The man from Spirit Cave in Nevada belonged to this southern branch of migrants. Willerslev also found that the man was closely related to a 12,700-year-old boy found on the other side of the Rocky Mountains in Montana.

But the man from Spirit Cave also turned out to have a close genetic link to 10,400-year-old skeletons found in Brazil, on the other side of the equator.

David Reich of Harvard University and his colleagues found a similar pattern in their own research, published Nov. 8 in the journal Cell. They uncovered a link between the ancient Montana boy and another group of ancient South Americans, including a 10,900-year-old skeleton in Chile.

Like Willerslev’s work, the kinship suggests that migrants moved quickly from North America to South America. “We agree that this must be a rapid radiation,” Reich said.

Starting about 9,000 years ago, both teams found, waves of people from North America or Central America moved southward. Willerslev’s research suggests the new arrivals mixed with older South American populations already present.

Reich, on the other hand, sees evidence for two waves of migrants that completely replaced the people who had lived in South America.

The new research also revealed instances of remarkable continuity, kinships that spanned thousands of years.

Willerslev and his colleagues compared the genome of the man from Spirit Cave to those of four sets of remains found nearby in Nevada’s Lovelock Cave, who lived as recently as 600 years ago.

All of these people were closely related, his team found, despite being separated by 10,000 years of history.

A similar bond was found in the Andes. John Lindo of Emory University and his colleagues analyzed DNA from seven people who lived at high elevations between 6,800 and 1,400 years ago.

The researchers estimate that people who lived above 7,500 feet in the mountains were separated from the lowland populations between 9,200 and 8,200 years ago. Today, the mountain people still show a strong genetic link to the ancient remains.

“This is not something that you see in most other regions of the world,” Reich said.

In 2015, Reich and his colleagues found that some living people in the Amazon carry some DNA that’s most similar to that of people who live today in Australia and New Guinea.

The researchers speculated that their ancestry included an unknown group, which the scientists called Population Y, who separately made their way into the Americas.

In their new study, Reich and his colleagues found no trace of Population Y — but Willerslev’s team succeeded in identifying their DNA in some of the 10,400-year-old skeletons in Brazil.

“The million-dollar question obviously is, how did this happen?” Willerslev said.

Perhaps another group of Asians entered the Americas long before the ancestors of the man from Spirit Cave and other early Native Americans. Maybe they interbred with people in the Amazon before disappearing altogether.

Or perhaps a few of the early members of the southern branch happened to have some odd genes that survived through the generations.
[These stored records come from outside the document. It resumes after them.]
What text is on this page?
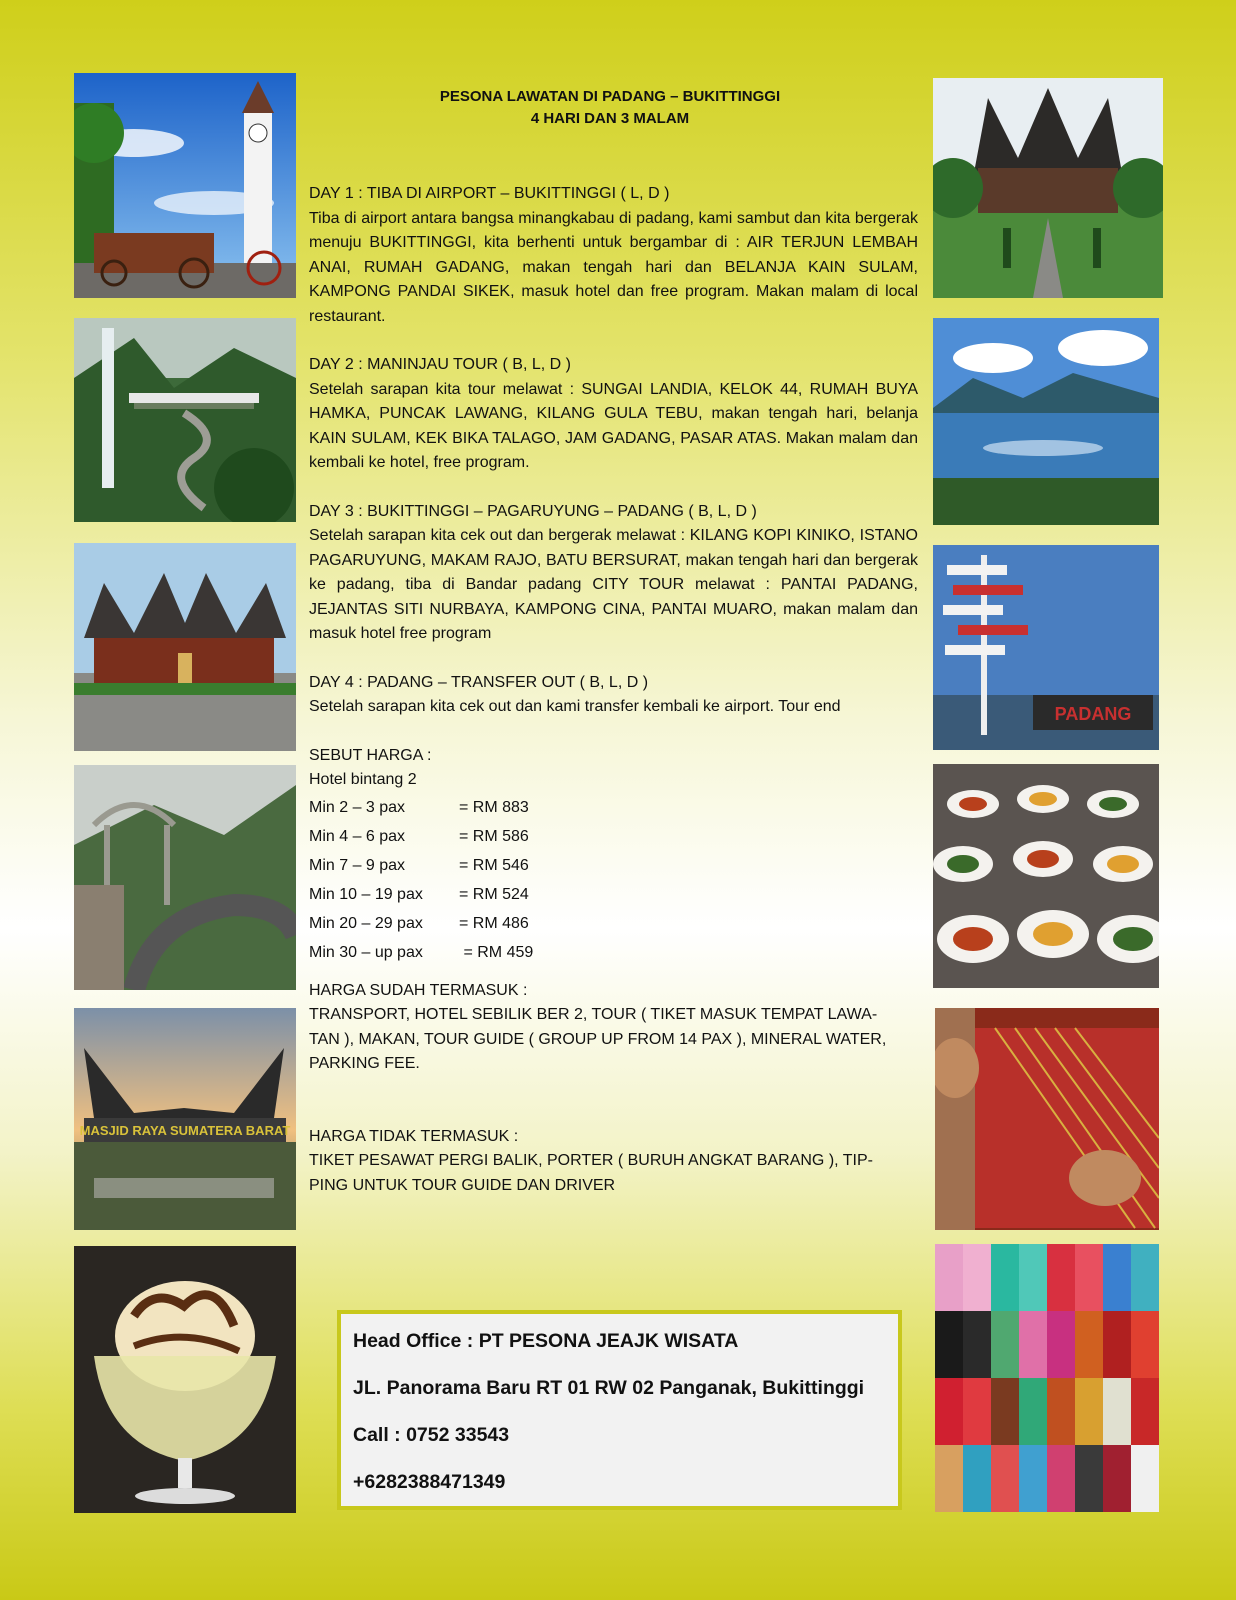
MASJID RAYA SUMATERA BARAT
PADANG
PESONA LAWATAN DI PADANG – BUKITTINGGI
4 HARI DAN 3 MALAM

DAY 1 : TIBA DI AIRPORT – BUKITTINGGI ( L, D )

Tiba di airport antara bangsa minangkabau di padang, kami sambut dan kita bergerak menuju BUKITTINGGI, kita berhenti untuk bergambar di : AIR TERJUN LEMBAH ANAI, RUMAH GADANG, makan tengah hari dan BELANJA KAIN SULAM, KAMPONG PANDAI SIKEK, masuk hotel dan free program. Makan malam di local restaurant.

DAY 2 : MANINJAU TOUR ( B, L, D )

Setelah sarapan kita tour melawat : SUNGAI LANDIA, KELOK 44, RUMAH BUYA HAMKA, PUNCAK LAWANG, KILANG GULA TEBU, makan tengah hari, belanja KAIN SULAM, KEK BIKA TALAGO, JAM GADANG, PASAR ATAS. Makan malam dan kembali ke hotel, free program.

DAY 3 : BUKITTINGGI – PAGARUYUNG – PADANG ( B, L, D )

Setelah sarapan kita cek out dan bergerak melawat : KILANG KOPI KINIKO, ISTANO PAGARUYUNG, MAKAM RAJO, BATU BERSURAT, makan tengah hari dan bergerak ke padang, tiba di Bandar padang CITY TOUR melawat : PANTAI PADANG, JEJANTAS SITI NURBAYA, KAMPONG CINA, PANTAI MUARO, makan malam dan masuk hotel free program

DAY 4 : PADANG – TRANSFER OUT ( B, L, D )

Setelah sarapan kita cek out dan kami transfer kembali ke airport. Tour end

SEBUT HARGA :

Hotel bintang 2

Min 2 – 3 pax	= RM 883
Min 4 – 6 pax	= RM 586
Min 7 – 9 pax	= RM 546
Min 10 – 19 pax	= RM 524
Min 20 – 29 pax	= RM 486
Min 30 – up pax	= RM 459

HARGA SUDAH TERMASUK :

TRANSPORT, HOTEL SEBILIK BER 2, TOUR ( TIKET MASUK TEMPAT LAWATAN ), MAKAN, TOUR GUIDE ( GROUP UP FROM 14 PAX ), MINERAL WATER, PARKING FEE.

HARGA TIDAK TERMASUK :

TIKET PESAWAT PERGI BALIK, PORTER ( BURUH ANGKAT BARANG ), TIPPING UNTUK TOUR GUIDE DAN DRIVER

Head Office : PT PESONA JEAJK WISATA
JL. Panorama Baru RT 01 RW 02 Panganak, Bukittinggi
Call : 0752 33543
+6282388471349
The new rush of genetic samples reflects a growing working relationship between scientists and indigenous peoples. For decades, many tribes rejected requests for DNA from researchers.

The man from Spirit Cave, for example, was dug up by archaeologists in 1940 and stored in a museum. The local tribe, the Fallon Paiute-Shoshone, didn’t learn of the body till 1996. For years they fought for its repatriation.

Initially, the tribe was opposed to looking for DNA in the skeleton, because scientists would have to destroy much of it. Willerslev met with the tribe and explained that he would require only a tooth and a small piece of ear bone.

The tribe agreed to give him one shot at finding DNA in the Spirit Cave remains.

Willerslev’s results led the Bureau of Land Management to turn over the skeleton to the tribe. They buried the man from Spirit Cave at an undisclosed location in 2017.